Soviet-made T-54, T-55, and T-62 tanks, as well as BTR-50, BTR-60 and BMP-1 armored personnel carriers ranked first in terms of the volume of captured enemy hardware, according to Levy.
All these armored vehicles were seized during Israel's wars with Syria and Egypt in 1967 and 1973, Levy said, adding the tanks were then upgraded and turned into the Israeli Tiran tanks, which remained in service till the late 1990s.
Interestingly, the Israeli Achzarit armored personnel carrier is nothing but a modernized version of the T-55 tank, Levy recalled.
Tens of thousands of weapons were also captured, including Kalashnikov assault rifles, Dragunov sniper rifles, Kalashnikov machine guns and Soviet-made grenade launchers.
Even though the IDF decided not to replace their own small arms with those captured during wars, the Kalashnikov assault rifles were put into service at some elite Israel units and over time the Kalashnikov became a weapon of status in Israel, according to Levy.
As far as the RPG-7 grenade launcher, it finally became a basic weapon in IDF battalions, Levy added, who also touted captured Degtyaryov RPD machine guns which along with the Kalashnikov machine guns helped Israel fight Palestinian armed groups and other enemies in the 1990s.

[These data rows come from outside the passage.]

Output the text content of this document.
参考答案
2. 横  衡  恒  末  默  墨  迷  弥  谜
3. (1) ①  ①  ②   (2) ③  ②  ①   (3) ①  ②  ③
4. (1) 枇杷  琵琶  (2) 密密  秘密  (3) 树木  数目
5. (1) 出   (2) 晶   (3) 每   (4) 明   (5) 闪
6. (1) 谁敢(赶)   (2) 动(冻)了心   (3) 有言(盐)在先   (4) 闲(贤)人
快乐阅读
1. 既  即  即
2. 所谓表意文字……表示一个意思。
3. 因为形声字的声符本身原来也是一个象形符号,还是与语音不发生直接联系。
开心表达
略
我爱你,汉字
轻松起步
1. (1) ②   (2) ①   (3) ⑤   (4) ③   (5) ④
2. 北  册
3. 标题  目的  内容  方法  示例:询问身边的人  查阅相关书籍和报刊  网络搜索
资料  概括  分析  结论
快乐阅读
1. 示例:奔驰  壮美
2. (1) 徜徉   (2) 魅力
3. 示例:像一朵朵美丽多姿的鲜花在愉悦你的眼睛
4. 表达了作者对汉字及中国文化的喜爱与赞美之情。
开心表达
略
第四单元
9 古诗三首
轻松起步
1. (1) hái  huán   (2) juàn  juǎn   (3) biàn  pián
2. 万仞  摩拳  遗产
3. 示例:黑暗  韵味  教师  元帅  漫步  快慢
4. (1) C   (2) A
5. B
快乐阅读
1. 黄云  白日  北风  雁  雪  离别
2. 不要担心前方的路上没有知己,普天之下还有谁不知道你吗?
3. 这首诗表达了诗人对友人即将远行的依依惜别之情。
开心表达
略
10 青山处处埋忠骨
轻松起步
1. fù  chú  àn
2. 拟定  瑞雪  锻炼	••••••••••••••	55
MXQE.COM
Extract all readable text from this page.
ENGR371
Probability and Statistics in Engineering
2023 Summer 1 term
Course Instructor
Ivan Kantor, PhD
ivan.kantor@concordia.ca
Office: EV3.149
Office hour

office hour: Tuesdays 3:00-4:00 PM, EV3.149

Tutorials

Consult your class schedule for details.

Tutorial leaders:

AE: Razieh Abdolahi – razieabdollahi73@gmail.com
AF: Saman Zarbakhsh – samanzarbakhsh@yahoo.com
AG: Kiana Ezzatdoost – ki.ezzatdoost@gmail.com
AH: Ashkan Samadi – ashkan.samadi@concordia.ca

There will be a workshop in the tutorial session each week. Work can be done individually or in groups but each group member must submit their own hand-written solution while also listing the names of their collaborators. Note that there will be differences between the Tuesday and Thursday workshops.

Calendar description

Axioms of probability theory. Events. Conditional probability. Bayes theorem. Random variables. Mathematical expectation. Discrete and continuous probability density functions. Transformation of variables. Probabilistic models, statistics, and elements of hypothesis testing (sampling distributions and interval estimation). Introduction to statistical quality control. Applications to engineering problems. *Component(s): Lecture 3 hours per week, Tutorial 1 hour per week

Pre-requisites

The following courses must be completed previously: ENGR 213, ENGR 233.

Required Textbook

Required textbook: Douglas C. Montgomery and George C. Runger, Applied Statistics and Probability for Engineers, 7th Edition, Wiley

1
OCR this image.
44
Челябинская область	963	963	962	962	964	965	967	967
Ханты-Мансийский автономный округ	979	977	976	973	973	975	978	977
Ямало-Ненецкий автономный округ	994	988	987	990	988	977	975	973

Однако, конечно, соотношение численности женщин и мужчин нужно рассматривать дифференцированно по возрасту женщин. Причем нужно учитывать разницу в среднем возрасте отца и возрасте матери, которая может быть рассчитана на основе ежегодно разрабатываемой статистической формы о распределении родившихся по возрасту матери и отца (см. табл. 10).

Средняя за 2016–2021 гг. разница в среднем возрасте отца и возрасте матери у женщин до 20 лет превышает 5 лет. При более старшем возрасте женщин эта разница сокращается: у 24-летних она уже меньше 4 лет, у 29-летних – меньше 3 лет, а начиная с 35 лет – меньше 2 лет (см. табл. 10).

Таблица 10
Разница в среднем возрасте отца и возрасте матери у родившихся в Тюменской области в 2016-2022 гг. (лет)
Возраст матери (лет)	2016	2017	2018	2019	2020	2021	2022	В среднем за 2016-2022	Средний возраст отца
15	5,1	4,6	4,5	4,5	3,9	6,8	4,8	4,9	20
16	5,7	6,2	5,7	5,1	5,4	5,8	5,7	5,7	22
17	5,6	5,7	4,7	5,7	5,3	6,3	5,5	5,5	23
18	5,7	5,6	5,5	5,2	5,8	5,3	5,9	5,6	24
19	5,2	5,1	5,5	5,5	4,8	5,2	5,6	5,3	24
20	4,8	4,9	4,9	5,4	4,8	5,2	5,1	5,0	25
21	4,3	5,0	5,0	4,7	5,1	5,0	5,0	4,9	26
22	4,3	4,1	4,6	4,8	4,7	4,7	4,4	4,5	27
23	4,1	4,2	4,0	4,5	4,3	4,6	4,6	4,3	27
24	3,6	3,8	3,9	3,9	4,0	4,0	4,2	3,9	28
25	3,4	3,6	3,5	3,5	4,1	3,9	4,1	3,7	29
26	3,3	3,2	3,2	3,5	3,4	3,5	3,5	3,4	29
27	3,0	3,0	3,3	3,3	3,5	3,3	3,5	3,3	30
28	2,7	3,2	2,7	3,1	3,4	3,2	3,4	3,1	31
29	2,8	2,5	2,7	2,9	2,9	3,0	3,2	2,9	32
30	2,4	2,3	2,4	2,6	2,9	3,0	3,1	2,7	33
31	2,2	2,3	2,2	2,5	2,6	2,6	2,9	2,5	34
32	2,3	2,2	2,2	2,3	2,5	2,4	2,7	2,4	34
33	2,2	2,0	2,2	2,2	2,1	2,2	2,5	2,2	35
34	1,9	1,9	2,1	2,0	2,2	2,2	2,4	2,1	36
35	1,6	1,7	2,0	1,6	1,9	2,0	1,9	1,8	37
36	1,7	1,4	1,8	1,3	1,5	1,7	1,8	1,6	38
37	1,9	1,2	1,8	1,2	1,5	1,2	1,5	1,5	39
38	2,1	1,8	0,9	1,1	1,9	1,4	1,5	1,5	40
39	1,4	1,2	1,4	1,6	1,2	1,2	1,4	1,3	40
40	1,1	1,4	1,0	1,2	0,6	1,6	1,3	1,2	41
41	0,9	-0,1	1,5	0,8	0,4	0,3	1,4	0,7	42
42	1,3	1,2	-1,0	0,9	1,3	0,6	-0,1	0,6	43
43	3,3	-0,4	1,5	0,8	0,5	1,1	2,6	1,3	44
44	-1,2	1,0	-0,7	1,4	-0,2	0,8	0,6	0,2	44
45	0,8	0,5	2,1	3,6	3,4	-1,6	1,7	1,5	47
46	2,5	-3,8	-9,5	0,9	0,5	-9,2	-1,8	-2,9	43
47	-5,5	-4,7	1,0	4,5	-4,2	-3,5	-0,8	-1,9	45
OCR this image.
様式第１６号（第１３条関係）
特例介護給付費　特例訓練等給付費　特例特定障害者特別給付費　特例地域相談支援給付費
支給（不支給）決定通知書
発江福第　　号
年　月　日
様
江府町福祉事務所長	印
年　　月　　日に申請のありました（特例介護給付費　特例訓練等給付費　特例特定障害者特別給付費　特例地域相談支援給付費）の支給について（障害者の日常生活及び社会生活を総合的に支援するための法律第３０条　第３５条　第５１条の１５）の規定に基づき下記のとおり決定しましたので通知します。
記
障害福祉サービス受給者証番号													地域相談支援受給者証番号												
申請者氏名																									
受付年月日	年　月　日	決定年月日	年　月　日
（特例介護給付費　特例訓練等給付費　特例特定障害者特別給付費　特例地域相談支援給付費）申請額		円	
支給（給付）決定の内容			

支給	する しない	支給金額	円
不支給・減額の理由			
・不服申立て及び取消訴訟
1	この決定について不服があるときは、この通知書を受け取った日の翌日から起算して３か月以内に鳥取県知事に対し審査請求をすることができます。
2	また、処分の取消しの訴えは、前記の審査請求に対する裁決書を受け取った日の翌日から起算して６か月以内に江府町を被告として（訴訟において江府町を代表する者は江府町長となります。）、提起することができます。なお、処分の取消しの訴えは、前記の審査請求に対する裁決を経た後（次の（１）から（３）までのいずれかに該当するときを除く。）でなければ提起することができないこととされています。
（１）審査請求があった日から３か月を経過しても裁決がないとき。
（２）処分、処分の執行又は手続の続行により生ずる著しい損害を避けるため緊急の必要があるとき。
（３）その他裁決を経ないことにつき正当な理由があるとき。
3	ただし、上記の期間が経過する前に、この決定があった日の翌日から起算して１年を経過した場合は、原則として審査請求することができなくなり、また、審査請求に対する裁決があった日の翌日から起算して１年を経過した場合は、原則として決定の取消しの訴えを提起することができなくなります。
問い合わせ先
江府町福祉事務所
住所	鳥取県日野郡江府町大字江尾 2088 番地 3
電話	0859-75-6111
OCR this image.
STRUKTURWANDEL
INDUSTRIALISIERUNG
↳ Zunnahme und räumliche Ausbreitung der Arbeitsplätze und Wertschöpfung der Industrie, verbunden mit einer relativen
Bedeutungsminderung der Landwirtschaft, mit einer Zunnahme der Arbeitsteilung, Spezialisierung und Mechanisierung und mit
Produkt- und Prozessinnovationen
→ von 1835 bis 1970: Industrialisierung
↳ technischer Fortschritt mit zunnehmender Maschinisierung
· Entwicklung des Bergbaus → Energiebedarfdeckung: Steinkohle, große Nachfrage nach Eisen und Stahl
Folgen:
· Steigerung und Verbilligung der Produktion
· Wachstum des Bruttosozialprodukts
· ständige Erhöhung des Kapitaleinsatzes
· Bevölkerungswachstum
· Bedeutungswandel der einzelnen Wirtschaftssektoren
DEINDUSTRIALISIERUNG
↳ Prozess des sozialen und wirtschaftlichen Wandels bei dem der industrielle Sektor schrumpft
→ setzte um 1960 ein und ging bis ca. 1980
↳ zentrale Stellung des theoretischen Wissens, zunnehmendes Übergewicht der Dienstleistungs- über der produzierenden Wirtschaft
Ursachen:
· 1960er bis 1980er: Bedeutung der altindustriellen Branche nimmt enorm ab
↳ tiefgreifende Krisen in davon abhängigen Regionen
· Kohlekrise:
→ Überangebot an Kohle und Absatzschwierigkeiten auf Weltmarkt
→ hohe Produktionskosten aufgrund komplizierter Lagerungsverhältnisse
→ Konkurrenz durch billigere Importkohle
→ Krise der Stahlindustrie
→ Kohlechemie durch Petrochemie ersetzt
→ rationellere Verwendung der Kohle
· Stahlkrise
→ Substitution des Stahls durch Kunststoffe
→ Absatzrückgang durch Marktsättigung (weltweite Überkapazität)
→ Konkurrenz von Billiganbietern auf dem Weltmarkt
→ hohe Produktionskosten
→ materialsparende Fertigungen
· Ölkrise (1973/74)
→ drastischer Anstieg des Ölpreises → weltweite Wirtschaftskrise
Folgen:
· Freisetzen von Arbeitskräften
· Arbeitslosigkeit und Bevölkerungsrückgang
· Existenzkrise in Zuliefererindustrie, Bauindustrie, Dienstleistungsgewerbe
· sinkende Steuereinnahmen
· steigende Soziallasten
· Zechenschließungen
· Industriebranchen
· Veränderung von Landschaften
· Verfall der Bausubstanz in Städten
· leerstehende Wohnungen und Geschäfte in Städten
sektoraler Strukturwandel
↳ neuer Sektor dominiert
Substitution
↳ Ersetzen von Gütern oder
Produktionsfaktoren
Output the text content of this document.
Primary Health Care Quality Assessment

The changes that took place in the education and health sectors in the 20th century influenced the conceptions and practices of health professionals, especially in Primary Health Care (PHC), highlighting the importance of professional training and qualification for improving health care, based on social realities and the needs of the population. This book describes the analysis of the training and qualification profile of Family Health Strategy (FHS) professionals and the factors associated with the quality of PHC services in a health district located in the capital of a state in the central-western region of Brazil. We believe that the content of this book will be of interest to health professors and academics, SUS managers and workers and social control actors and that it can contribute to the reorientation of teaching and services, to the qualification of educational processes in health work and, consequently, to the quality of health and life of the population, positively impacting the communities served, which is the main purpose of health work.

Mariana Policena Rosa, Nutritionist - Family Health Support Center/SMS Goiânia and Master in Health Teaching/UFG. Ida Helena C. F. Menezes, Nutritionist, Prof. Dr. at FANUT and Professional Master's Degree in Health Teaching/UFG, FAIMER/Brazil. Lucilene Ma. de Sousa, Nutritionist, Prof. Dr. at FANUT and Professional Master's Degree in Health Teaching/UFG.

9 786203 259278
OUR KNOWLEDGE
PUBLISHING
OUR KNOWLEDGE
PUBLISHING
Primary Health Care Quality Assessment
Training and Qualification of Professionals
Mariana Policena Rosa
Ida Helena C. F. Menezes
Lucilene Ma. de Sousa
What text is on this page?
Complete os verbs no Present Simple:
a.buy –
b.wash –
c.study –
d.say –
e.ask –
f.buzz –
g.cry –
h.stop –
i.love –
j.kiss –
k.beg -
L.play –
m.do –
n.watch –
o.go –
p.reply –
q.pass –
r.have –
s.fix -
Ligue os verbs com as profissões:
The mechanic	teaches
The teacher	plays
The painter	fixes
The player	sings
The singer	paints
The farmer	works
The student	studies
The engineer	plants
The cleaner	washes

Separately, Levy mentioned Soviet-made Katyusha multiple rocket launchers and an array of the Soviet-made fighter jets, such as the MiG-17, the MiG-21 and the MiG-23 which were captured by the Israeli army in the late 1960s, when Tel Aviv was at war with Egypt and Syria, among other Arab countries.
Israel used captured weapons to promote their interests at home and abroad, Levy said, adding that Tel Aviv handed off some of the gear to the South Lebanon Army and Kurdish fighters.
In addition, many of the seized weapons were sold, which brought hundreds of millions of dollars to Israel's state coffers, Levy concluded.